Solar and wind power are all the rage, yet I am banned from using them to dry my clothes. And no need to spend thousands on solar panels or windmills -- just a few bucks to run a clothesline. A what? A clothesline! Apparently it's cutting-edge technology -- yet it's been around for hundreds and thousands of years.
So what happened to clotheslines? For years, people managed to dry their clothes, bedding and towels using solar and wind power -- in other words, outdoors. I lived in Tokyo for 14 years and never had a clothes dryer. I lived in apartments and had a washer, but as with most Japanese in cramped quarters, I managed without a dryer. Japanese apartment balconies come equipped with staggered hooks on which you can hang poles to dry your laundry.
Tokyo and other Asian cities are festooned with drying clothes and bedding, yet my strata here in Burnaby, British Columbia, actually forbids drying clothes on balconies.

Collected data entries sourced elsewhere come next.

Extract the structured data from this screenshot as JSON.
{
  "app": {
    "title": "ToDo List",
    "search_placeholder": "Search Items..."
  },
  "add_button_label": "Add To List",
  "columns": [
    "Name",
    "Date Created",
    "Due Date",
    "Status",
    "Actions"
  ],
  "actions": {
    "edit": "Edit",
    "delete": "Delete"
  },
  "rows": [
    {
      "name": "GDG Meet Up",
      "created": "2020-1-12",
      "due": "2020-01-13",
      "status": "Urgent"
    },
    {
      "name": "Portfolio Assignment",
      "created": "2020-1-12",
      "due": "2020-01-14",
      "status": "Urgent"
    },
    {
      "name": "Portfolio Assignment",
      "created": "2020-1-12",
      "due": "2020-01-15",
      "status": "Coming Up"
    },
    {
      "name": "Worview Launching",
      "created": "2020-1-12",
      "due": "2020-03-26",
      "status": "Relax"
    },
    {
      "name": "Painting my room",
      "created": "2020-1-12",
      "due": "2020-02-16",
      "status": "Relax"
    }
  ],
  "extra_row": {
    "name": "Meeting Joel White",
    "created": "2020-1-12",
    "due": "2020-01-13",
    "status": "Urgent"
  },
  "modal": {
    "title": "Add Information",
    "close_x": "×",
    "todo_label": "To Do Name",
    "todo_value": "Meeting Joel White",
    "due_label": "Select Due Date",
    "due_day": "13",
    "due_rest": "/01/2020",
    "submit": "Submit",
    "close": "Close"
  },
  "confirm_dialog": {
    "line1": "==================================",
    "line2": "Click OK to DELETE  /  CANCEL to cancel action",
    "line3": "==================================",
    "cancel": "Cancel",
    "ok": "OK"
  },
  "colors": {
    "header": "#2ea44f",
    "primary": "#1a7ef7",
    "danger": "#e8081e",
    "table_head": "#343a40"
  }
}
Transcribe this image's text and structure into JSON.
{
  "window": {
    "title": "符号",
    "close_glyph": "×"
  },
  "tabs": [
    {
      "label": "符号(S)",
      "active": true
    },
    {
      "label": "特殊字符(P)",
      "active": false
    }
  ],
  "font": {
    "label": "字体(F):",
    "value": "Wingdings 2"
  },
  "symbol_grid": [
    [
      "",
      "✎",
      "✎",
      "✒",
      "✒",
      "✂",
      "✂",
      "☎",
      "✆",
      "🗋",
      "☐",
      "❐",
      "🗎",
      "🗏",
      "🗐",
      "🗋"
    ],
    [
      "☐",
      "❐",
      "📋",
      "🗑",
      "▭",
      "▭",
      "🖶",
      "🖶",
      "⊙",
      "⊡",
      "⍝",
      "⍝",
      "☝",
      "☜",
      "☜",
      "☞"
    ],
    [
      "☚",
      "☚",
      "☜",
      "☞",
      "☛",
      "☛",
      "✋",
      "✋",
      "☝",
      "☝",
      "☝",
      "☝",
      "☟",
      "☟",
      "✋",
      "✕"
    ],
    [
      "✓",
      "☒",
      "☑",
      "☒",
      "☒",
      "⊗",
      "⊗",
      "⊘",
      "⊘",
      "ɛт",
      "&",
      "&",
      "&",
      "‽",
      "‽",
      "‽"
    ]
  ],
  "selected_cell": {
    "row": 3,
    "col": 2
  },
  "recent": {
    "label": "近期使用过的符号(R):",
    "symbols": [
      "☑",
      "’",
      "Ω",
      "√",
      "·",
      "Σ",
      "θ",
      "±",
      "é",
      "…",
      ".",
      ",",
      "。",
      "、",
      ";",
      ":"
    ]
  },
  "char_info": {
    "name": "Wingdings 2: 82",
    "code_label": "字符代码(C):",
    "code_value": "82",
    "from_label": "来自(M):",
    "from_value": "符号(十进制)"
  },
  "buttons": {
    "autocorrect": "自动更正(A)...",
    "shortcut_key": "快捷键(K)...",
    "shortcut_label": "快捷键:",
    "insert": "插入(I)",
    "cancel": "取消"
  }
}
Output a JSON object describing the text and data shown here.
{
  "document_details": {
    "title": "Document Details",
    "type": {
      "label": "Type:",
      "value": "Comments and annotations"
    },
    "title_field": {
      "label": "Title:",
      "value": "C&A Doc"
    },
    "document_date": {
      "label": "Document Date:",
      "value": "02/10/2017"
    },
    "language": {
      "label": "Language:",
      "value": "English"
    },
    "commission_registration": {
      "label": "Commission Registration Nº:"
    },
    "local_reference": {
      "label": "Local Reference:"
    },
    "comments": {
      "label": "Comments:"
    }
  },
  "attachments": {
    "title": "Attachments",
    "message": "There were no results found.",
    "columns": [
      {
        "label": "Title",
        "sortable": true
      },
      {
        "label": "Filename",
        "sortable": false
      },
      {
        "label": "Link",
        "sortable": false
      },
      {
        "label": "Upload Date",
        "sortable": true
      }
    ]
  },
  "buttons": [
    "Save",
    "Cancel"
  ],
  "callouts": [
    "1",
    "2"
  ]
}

I wonder how much energy could be saved simply by drying clothes outside? Oh, you say it's too wet here? Well, Japan has a long, humid rainy season in the late spring/early summer, a typhoon season in the fall, and darn cold weather in the winter. Yet 110 million people there somehow manage to get by with very few of them having clothes dryers.
British Columbia should amend the Strata Act to ban stratas from banning balcony clothes drying.